Anthropology as an Aid to Moral Science
Appendix 10. (785).
Generally speaking, St. Thomas teaches that `every SUBSISTENT thing is only one in number'. We can see this by comparing the following places of the Summa: I, q. 11, arts. 3 and 4, corp; q. 44, art. 1, corp; q. 75, art. 7, corp. For us what is subsistent and what is real are the same. In St. Thomas, we must distinguish the places where he is restricted to using accepted aristotelian language from the places where he speaks and thinks for himself. In the latter he manifests his genius and his own sureness of touch. It is not surprising, therefore, that opposing views are sometimes to be found in St. Thomas, the philosopher of the Schools and the original thinker. For example, in one place St. Thomas makes the following statement about the individuation under discussion: `Substance . . . is individuated of itself, but accidents are individuated by the subject, which is substance' (S.T., I, q. 29, art. 1, corp). This is the original thinker speaking, and if we understand substance as subsistence, reality, the statement exactly expresses our opinion. But we cannot deny that it seems very difficult to reconcile this statement of St. Thomas with the aristotelian statement, often found in his works, that `matter is the principle of individuation'. Matter is said to be the principle of individuation only because matter is considered as the source of the accidents, which terminate and complete the subject. Hence the statement that `an individual composed of matter and form subsists, relative to an accident, in dependence on matter'.

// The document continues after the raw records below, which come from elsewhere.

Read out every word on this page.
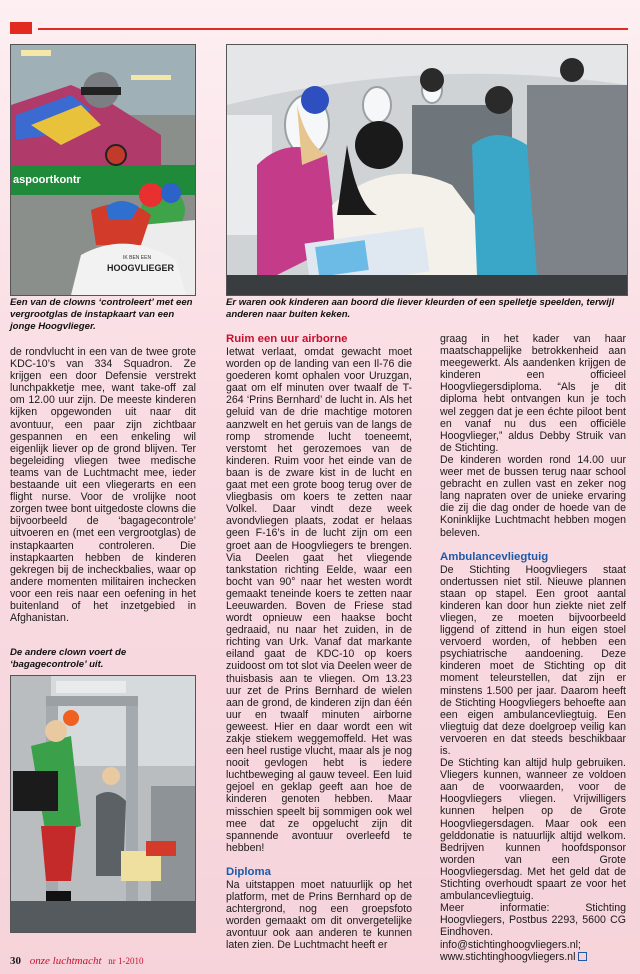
aspoortkontr
IK BEN EEN
HOOGVLIEGER

Een van de clowns ‘controleert’ met een vergrootglas de instapkaart van een jonge Hoogvlieger.

Er waren ook kinderen aan boord die liever kleurden of een spelletje speelden, terwijl anderen naar buiten keken.

de rondvlucht in een van de twee grote KDC-10’s van 334 Squadron. Ze krijgen een door Defensie verstrekt lunchpakketje mee, want take-off zal om 12.00 uur zijn. De meeste kinderen kijken opgewonden uit naar dit avontuur, een paar zijn zichtbaar gespannen en een enkeling wil eigenlijk liever op de grond blijven. Ter begeleiding vliegen twee medische teams van de Luchtmacht mee, ieder bestaande uit een vliegerarts en een flight nurse. Voor de vrolijke noot zorgen twee bont uitgedoste clowns die bijvoorbeeld de ‘bagagecontrole’ uitvoeren en (met een vergrootglas) de instapkaarten controleren. Die instapkaarten hebben de kinderen gekregen bij de incheckbalies, waar op andere momenten militairen inchecken voor een reis naar een oefening in het buitenland of het inzetgebied in Afghanistan.

De andere clown voert de ‘bagagecontrole’ uit.

Ruim een uur airborne

Ietwat verlaat, omdat gewacht moet worden op de landing van een Il-76 die goederen komt ophalen voor Uruzgan, gaat om elf minuten over twaalf de T-264 ‘Prins Bernhard’ de lucht in. Als het geluid van de drie machtige motoren aanzwelt en het geruis van de langs de romp stromende lucht toeneemt, verstomt het gerozemoes van de kinderen. Ruim voor het einde van de baan is de zware kist in de lucht en gaat met een grote boog terug over de vliegbasis om koers te zetten naar Volkel. Daar vindt deze week avondvliegen plaats, zodat er helaas geen F-16’s in de lucht zijn om een groet aan de Hoogvliegers te brengen. Via Deelen gaat het vliegende tankstation richting Eelde, waar een bocht van 90° naar het westen wordt gemaakt teneinde koers te zetten naar Leeuwarden. Boven de Friese stad wordt opnieuw een haakse bocht gedraaid, nu naar het zuiden, in de richting van Urk. Vanaf dat markante eiland gaat de KDC-10 op koers zuidoost om tot slot via Deelen weer de thuisbasis aan te vliegen. Om 13.23 uur zet de Prins Bernhard de wielen aan de grond, de kinderen zijn dan één uur en twaalf minuten airborne geweest. Hier en daar wordt een wit zakje stiekem weggemoffeld. Het was een heel rustige vlucht, maar als je nog nooit gevlogen hebt is iedere luchtbeweging al gauw teveel. Een luid gejoel en geklap geeft aan hoe de kinderen genoten hebben. Maar misschien speelt bij sommigen ook wel mee dat ze opgelucht zijn dit spannende avontuur overleefd te hebben!

Diploma

Na uitstappen moet natuurlijk op het platform, met de Prins Bernhard op de achtergrond, nog een groepsfoto worden gemaakt om dit onvergetelijke avontuur ook aan anderen te kunnen laten zien. De Luchtmacht heeft er

graag in het kader van haar maatschappelijke betrokkenheid aan meegewerkt. Als aandenken krijgen de kinderen een officieel Hoogvliegersdiploma. “Als je dit diploma hebt ontvangen kun je toch wel zeggen dat je een échte piloot bent en vanaf nu dus een officiële Hoogvlieger,” aldus Debby Struik van de Stichting.

De kinderen worden rond 14.00 uur weer met de bussen terug naar school gebracht en zullen vast en zeker nog lang napraten over de unieke ervaring die zij die dag onder de hoede van de Koninklijke Luchtmacht hebben mogen beleven.

Ambulancevliegtuig

De Stichting Hoogvliegers staat ondertussen niet stil. Nieuwe plannen staan op stapel. Een groot aantal kinderen kan door hun ziekte niet zelf vliegen, ze moeten bijvoorbeeld liggend of zittend in hun eigen stoel vervoerd worden, of hebben een psychiatrische aandoening. Deze kinderen moet de Stichting op dit moment teleurstellen, dat zijn er minstens 1.500 per jaar. Daarom heeft de Stichting Hoogvliegers behoefte aan een eigen ambulancevliegtuig. Een vliegtuig dat deze doelgroep veilig kan vervoeren en dat steeds beschikbaar is.

De Stichting kan altijd hulp gebruiken. Vliegers kunnen, wanneer ze voldoen aan de voorwaarden, voor de Hoogvliegers vliegen. Vrijwilligers kunnen helpen op de Grote Hoogvliegersdagen. Maar ook een gelddonatie is natuurlijk altijd welkom. Bedrijven kunnen hoofdsponsor worden van een Grote Hoogvliegersdag. Met het geld dat de Stichting overhoudt spaart ze voor het ambulancevliegtuig.

Meer informatie: Stichting Hoogvliegers, Postbus 2293, 5600 CG Eindhoven. info@stichtinghoogvliegers.nl; www.stichtinghoogvliegers.nl

30 onze luchtmacht nr 1-2010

St. Thomas teaches this (S.T., I, q. 29, art. 2, ad 5) on the authority of a famous commentator of Aristotle (Boethius, De Trin., 2). But if matter is both that which permits the subject to subsist relative to the accidents, and the principle of individuation, the accidents would individuate the subject, which is contrary to the earlier statement that `accidents are individuated by the subject'. This is at least an apparent contradiction. However, the two statements can be reconciled by limiting both of them. The act of reality or subsistence in all real, subsistent beings is that which individuates them. But material, corporeal feeling does not subsist without matter. Thus, it is matter that makes this feeling subsist, drawing it to its determining substance, as we have explained. Matter, therefore, can be called the principle of individuation in that feeling.